Foto Ufficio Stampa Tonno Callipo Calabria Vibo Valentia
Di Redazione
Ha rischiato di essere il “caso” dell’ultimo Volley Mercato quello di Michele Baranowicz. Il trasferimento del palleggiatore alla Tonno Callipo Vibo Valentia è andato a un passo dal blocco, anche se alla fine tutto si è risolto nel migliore dei modi. Oggi il regista ex azzurro ricostruisce l’intricata vicenda in un’intervista alla Gazzetta dello Sport.
“Quello che ho passato non lo auguro davvero a nessuno. Per una volta credevo di aver fatto le cose per bene e con calma. Invece mi sono ritrovato in una situazione assurda” dice Baranowicz. In sostanza, al momento del tesseramento con la nuova società, si è scoperto che il cartellino del giocatore (che sarebbe dovuto passare dalla Lube Civitanova a Vibo) era stato per così dire “pignorato” dalla Playground Srl, società di proprietà di Luca Novi, ex agente di Baranowicz.
“Quando mi dicono del pignoramento mi crolla il mondo addosso – racconta l’alzatore – non capisco, nessuno dei diretti interessati mi ha detto nulla direttamente. Vengo a sapere che sono ‘di proprietà’ di una società non sportiva. Sono stupito, sconcertato. Anche avvilito. Cerco di capire, soprattutto di reagire. E qui devo ringraziare Ivan Zaytsev, che mi ha messo a disposizione tutto il suo staff per cercare di venire a capo di una vicenda sconvolgente“.
Alla fine è intervenuta la Fipav, che ha annullato per varie irregolarità il tesseramento dello scorso anno con la Lube (la società è stata anche deferita alla Procura Federale) e “liberato” così il giocatore permettendogli di tesserarsi con la Tonno Callipo. Ma la vicenda è ancora aperta: del “pignoramento”, avvenuto sulla base di un debito esistente con la società di Piacenza in cui Baranowicz giocava fino a due stagioni fa, si discuterà in sede civile.
“Oltre a non aver incassato quanto mi era stato promesso a Piacenza – dice Baranowicz alla Gazzetta – avrei dovuto pagare nuovamente per giocare quest’anno. Una situazione assurda che ho respinto. Adesso mi voglio tutelare“.
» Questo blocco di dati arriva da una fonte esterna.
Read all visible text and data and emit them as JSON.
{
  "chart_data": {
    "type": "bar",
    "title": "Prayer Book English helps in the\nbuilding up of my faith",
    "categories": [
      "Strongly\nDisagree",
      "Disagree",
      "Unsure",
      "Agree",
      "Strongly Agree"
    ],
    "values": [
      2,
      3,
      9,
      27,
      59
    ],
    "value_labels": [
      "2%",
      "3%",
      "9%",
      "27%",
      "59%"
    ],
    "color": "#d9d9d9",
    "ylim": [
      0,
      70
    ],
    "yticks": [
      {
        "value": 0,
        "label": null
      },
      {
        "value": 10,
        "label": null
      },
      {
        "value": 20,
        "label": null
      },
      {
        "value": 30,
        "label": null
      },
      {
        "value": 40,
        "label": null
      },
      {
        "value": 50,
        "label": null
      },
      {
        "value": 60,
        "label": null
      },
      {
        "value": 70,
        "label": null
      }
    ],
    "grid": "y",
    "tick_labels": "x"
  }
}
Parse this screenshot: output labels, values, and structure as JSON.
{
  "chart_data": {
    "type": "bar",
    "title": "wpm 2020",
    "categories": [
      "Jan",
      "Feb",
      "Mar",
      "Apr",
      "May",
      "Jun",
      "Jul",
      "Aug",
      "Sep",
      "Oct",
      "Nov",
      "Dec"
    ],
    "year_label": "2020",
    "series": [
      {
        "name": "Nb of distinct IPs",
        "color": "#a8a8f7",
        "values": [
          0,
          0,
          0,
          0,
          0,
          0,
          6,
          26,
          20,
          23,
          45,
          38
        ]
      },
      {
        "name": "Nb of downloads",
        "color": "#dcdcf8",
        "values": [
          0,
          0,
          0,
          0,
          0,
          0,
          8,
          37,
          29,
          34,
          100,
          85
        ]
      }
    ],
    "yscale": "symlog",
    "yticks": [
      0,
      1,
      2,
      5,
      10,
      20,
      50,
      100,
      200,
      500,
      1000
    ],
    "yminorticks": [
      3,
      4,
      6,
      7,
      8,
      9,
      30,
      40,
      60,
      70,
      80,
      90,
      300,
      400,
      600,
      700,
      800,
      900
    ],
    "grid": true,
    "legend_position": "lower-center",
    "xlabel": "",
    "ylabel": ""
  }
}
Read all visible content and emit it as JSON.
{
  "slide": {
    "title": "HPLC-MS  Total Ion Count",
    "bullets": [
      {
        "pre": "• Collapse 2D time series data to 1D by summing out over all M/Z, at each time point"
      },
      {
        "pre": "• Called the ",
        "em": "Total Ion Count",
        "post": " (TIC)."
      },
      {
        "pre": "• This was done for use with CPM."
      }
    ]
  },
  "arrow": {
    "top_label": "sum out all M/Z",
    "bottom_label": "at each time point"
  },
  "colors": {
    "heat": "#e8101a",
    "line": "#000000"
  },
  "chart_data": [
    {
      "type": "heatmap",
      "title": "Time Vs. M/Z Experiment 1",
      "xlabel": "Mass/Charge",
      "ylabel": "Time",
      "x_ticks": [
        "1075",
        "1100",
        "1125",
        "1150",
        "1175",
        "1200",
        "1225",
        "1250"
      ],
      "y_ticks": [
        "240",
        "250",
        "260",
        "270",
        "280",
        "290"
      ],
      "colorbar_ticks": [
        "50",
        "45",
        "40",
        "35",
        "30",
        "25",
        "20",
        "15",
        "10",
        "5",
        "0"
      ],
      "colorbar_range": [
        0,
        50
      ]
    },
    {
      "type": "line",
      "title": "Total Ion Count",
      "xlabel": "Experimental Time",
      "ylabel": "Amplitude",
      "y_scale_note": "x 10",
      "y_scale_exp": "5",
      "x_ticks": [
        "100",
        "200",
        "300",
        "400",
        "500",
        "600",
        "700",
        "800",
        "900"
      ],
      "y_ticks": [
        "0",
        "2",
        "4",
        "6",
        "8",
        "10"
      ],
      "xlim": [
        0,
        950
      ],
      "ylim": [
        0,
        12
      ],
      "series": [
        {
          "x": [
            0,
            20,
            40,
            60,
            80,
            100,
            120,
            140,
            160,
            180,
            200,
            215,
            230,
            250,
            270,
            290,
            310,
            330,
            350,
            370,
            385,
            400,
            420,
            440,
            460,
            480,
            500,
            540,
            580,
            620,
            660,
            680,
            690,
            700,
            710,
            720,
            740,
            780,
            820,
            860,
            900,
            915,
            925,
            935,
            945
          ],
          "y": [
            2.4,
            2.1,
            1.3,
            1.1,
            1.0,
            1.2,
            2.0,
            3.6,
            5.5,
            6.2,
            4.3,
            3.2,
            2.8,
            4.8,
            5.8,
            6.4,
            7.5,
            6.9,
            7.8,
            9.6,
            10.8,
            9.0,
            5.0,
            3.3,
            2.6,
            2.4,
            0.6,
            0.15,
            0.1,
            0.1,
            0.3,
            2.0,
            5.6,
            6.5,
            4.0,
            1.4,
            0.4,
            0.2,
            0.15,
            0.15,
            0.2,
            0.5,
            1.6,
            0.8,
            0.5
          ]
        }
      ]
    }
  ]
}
Fino a questo momento, la giurisprudenza ha sempre negato la cessione di un cartellino a una società che non abbia finalità sportive. Quello di Baranowicz è quindi un precedente molto pericoloso che, se accettato, potrebbe aprire la strada a una vera e propria “compravendita” di esseri umani, prima ancora che di giocatori, decisamente contraria ai diritti umani e della persona.